Wednesday, December 22, 2010

Polish garden cleanup

As I was getting ready to leave the house yesterday morning, I heard the trimmer's motor out front, and thought I'd spotted Andrew lurking in the shrubbery in front of the porch.  Oh-ho, thought I, perfect timing - I can write up his Christmas card and deliver it to him in person. Except when I went outside, it wasn't Andrew, it was yet another of his compatriots, an older man I'd not seen here before.  "Are you with Andrew?" I asked, stupidly, because why would anybody else waltz into my garden and start tidying? In broken English, he explained that Andrew had dropped him off here to do some cleaning, and would be back to pick him up later in the afternoon. "Wow," I laughed. "He's leaving you here for the whole day?!"

So I left the card for Andrew on the mailbox and went off to work, and forgot about it.

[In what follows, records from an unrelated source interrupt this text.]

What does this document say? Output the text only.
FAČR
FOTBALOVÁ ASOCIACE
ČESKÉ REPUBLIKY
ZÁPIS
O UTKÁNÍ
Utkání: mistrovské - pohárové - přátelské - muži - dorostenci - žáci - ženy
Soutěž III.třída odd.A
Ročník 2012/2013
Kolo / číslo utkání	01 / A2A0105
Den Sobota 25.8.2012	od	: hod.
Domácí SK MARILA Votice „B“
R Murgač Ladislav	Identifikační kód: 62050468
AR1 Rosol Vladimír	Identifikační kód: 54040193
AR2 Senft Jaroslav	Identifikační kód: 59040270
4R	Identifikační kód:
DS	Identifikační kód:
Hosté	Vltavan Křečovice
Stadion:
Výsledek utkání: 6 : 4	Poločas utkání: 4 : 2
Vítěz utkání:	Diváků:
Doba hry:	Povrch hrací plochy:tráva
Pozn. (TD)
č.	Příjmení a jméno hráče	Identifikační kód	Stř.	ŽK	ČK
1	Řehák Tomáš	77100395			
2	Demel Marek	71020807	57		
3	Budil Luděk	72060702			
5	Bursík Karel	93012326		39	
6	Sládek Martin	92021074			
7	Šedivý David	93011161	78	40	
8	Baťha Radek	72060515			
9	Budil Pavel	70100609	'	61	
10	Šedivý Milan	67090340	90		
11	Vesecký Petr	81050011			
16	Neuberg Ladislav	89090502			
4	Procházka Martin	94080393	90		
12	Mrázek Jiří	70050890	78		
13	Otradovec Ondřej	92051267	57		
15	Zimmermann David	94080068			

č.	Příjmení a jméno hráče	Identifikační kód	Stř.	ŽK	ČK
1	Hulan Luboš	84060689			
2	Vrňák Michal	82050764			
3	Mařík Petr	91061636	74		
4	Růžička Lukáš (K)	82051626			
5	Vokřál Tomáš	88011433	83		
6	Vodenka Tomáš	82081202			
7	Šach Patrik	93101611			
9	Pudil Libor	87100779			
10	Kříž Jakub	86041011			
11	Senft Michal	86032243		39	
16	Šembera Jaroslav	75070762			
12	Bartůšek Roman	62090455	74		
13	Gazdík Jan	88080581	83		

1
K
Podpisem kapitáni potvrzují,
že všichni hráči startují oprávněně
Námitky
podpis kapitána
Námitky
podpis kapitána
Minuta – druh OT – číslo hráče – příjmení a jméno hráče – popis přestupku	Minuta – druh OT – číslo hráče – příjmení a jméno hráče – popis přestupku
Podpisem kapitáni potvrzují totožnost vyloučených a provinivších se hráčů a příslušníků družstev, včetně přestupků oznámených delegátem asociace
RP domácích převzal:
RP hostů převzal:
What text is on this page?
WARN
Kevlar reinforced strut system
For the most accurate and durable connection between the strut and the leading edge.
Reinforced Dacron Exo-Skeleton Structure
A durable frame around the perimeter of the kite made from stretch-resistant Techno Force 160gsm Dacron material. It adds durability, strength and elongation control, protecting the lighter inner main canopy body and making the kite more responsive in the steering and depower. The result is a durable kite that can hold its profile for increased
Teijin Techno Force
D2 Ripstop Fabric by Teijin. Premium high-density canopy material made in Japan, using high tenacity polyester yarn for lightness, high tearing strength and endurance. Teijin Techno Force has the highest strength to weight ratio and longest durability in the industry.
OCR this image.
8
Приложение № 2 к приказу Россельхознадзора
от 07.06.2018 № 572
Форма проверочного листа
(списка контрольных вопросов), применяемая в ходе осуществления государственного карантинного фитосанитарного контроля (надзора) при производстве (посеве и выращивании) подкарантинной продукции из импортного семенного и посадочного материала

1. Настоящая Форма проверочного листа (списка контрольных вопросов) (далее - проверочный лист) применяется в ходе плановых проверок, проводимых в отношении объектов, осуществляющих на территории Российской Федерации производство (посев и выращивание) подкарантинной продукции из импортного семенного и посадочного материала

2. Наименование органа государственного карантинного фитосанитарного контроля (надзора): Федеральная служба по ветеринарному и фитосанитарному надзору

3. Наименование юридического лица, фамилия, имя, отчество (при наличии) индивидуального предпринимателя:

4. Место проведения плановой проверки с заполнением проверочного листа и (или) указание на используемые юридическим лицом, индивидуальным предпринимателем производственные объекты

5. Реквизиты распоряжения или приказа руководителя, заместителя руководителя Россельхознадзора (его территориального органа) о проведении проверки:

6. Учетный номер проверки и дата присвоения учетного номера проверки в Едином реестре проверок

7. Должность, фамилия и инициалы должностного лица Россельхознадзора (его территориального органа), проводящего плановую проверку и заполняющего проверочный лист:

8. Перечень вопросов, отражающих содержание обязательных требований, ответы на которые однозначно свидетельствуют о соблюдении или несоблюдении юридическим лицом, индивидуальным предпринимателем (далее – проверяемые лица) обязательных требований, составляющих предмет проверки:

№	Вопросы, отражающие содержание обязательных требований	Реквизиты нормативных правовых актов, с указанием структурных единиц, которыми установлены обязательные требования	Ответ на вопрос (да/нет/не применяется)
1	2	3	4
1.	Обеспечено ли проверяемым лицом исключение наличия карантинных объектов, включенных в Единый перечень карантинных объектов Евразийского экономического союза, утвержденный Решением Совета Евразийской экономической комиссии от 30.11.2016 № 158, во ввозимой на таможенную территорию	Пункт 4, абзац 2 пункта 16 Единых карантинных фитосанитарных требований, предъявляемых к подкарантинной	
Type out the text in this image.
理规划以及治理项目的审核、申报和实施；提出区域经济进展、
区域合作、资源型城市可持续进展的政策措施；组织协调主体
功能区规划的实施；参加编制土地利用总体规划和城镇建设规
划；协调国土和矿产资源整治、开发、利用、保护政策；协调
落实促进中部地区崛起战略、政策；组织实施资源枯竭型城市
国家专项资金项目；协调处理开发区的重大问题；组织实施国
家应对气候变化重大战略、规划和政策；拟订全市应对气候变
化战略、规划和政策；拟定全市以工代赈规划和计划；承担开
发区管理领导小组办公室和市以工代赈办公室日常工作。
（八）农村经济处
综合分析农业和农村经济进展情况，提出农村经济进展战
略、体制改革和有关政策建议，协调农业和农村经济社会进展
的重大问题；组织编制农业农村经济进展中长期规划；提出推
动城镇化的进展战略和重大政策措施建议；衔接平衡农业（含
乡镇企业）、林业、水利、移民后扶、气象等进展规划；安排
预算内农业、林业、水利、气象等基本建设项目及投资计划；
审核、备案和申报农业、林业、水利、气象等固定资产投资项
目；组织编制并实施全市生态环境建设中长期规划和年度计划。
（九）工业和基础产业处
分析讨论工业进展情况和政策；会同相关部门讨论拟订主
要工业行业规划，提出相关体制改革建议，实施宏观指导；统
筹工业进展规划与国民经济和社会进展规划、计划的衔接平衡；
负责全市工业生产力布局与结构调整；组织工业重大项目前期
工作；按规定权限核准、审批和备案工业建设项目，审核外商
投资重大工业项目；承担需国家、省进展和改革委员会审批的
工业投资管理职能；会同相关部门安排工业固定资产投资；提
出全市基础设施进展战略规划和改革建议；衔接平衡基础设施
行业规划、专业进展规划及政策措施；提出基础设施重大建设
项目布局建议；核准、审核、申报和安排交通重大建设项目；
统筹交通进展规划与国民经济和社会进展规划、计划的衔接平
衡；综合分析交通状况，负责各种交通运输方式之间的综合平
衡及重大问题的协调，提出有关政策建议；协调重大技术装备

I got home after dark and went straight into the house, where I was met by a wide-eyed geek. "Some guy came and cut everything down!"  "Sure," says I, "that was Andrew's sidekick, come to do the garden cleanup." "But he cut everything down!"  

OK, this was really something.  For the geek to even notice that anything had changed in the jardin was highly unusual.  So I braced myself for the morning's revelations.
"Holy shit!  Where did it all go?"
 Wow!
 He really did cut everything down! I was gobsmacked - never seen anything like it!


It's actually really fascinating to see the bones of spaces so clearly. Here's the front border, with camera pointed right at where the goldenrod was in all its glory in October:
And here's the Christmassy yew, still all neatly trimmed from an earlier Polish cleanup:
(Bit blurry, light was getting low.)

Mum's spring training this year is going to be a very different experience from previous years, that's for sure.  Watch out, weeds, we can see you now!
Merry Christmas!

1 comment:

lisarose said...

From Mum:

"The cleanup is an OMG for sure. Very funny your story about Daniel's reaction. In fact the whole thing is a great piece of writing. You might want to have some conversation with Andrew about his crony though. From what I can see in the pics the guy cut down to bare ground which leaves nothing to protect and hold the topsoil through the winter freeze/thaw except the root systems underneath. Leaving the 2-3 inches of dead stems from the perennials holds soil and reminds you where they are. I'm sure he was just being super efficient but it looks like too much of a good thing. It may also be a lesson on the soullessness of machinery. You're right about really seeing the shapes of the spaces though."